With an average audience of nearly two million people coming to every episode of series one, Hidden Treasures of the National Trust explores one of Britain’s great cultural institutions.



Reflecting the national scale and importance of the Trust’s many properties and the passionate staff and volunteers who help care for them, the series reveals new and compelling stories about the work going on behind the scenes to conserve these incredible properties and objects for us all.



Each episode explores a different central theme, linking the houses, their histories, and collections as they undergo conservation. From graceful Georgian homes that were platforms for political power, to houses that become display cases for the curious collections of their owners and properties designed as show-homes for the English country house idyll.


Ranging across England and Wales, Hidden Treasures of the National Trust documents recent conservation work to tell a host of fascinating stories, including that of Jane and Mary Parminter, unmarried cousins, who in the late 18th century created a unique 16-sided house in Devon known as A La Ronde, in which to display treasures they had brought back from their Grand Tour. Their beautiful Shell Gallery is now needing urgent care.

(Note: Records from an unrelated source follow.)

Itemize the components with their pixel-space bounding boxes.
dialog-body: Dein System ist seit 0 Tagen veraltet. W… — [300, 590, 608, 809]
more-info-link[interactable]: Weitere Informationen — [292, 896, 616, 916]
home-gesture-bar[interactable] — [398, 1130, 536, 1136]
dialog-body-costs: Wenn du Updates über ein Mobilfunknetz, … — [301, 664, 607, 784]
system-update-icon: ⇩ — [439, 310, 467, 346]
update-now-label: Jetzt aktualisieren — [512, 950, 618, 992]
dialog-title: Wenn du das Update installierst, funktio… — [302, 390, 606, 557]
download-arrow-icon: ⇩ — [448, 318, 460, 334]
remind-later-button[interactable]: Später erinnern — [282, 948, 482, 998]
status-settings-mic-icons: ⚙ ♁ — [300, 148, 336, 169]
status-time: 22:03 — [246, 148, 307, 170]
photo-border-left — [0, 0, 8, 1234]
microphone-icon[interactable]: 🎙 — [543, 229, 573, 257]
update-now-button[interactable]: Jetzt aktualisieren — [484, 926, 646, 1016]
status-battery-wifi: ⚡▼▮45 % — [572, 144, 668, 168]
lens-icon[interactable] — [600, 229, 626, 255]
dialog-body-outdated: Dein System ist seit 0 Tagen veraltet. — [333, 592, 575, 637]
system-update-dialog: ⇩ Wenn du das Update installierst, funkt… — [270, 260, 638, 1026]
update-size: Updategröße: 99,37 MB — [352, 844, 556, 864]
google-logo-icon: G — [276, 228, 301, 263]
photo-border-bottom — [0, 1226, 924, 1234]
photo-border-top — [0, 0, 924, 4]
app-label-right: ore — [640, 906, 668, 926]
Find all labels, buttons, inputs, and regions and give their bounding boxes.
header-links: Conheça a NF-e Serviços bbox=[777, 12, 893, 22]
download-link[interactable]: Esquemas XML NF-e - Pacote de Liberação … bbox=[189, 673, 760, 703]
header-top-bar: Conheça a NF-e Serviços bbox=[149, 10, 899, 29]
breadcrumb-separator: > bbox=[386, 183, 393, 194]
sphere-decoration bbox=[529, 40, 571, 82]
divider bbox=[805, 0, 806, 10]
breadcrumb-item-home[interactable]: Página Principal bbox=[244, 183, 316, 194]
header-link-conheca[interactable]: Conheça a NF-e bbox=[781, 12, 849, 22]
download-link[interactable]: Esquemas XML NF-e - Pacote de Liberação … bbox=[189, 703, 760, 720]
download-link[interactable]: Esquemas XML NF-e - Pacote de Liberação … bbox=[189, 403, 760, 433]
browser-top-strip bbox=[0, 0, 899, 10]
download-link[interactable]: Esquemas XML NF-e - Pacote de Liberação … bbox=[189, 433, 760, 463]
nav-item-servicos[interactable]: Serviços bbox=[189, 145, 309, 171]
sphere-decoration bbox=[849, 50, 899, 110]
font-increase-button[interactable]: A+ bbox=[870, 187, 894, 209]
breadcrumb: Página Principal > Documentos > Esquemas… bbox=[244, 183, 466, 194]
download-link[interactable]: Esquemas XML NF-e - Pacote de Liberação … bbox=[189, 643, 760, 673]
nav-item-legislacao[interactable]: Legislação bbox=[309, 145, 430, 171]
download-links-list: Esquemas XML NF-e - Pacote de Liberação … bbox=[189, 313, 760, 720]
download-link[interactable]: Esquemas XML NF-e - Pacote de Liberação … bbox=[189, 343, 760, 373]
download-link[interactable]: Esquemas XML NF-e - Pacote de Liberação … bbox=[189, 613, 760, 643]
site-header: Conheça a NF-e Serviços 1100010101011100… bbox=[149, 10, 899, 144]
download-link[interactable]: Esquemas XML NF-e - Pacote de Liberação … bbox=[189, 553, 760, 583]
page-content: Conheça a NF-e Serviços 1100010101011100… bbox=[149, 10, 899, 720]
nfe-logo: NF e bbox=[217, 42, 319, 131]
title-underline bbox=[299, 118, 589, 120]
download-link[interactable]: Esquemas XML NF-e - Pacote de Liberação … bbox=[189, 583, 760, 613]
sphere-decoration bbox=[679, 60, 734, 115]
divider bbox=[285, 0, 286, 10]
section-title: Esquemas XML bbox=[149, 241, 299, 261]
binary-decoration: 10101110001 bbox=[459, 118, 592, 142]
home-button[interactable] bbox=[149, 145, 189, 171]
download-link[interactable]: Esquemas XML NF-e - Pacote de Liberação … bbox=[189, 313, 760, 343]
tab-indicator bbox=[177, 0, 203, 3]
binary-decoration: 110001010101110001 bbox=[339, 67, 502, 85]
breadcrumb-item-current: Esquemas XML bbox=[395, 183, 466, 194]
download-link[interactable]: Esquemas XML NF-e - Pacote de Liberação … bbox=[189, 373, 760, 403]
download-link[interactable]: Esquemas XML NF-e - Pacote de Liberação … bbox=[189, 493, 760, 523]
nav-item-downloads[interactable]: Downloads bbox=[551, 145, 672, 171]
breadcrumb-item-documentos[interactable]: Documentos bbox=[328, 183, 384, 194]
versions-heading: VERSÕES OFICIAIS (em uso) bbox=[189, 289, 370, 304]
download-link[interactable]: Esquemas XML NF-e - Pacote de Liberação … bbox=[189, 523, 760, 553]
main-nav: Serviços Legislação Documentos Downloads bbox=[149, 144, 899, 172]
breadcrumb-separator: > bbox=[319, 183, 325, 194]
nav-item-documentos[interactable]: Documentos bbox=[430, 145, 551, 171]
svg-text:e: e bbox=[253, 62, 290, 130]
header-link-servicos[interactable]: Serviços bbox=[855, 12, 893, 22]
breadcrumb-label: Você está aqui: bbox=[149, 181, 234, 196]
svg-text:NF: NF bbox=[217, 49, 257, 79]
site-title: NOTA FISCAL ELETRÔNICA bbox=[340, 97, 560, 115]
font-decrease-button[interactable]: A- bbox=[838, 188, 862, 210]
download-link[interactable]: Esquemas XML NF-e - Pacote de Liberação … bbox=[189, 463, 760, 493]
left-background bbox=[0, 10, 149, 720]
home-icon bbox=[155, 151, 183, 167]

Audiences will encounter the obelisk used to help decipher ancient Egyptian hieroglyphics, but which needs expert repairs at Kingston Lacy in Dorset to preserve it for the future, and follows the teams bringing back the bling to the grand gates of the country home of Benjamin Disraeli, the Victorian prime minister who used Hughenden Manor in Buckinghamshire in his ascent to power.


Alistair Pegg, BBC Arts commissioning editor, says: “I’m delighted to be delving behind the scenes once more at the National Trust, uncovering hidden histories of houses and their owners, secrets of the painstaking conservation carried out on beautiful objects and buildings, and the wonderful staff and volunteers who work, often unsung, across the country.”



Tarnya Cooper, Curatorial and Conservation Director at the National Trust, says: “History comes to life before you at National Trust properties. Across hundreds of places we have well over a million objects, which tell fascinating stories of the generations of people who commissioned, made and loved them.


“Looking after such diverse objects and places takes dedicated teams of people as well as expert conservators, and we hope BBC viewers will enjoy learning more about them and their work on wonderful collections ranging from must-see paintings and furniture to books and textiles to amazing architectural features.”


Hidden Treasures of the National Trust is a Blast! By The Sea production for BBC Two and BBC iPlayer.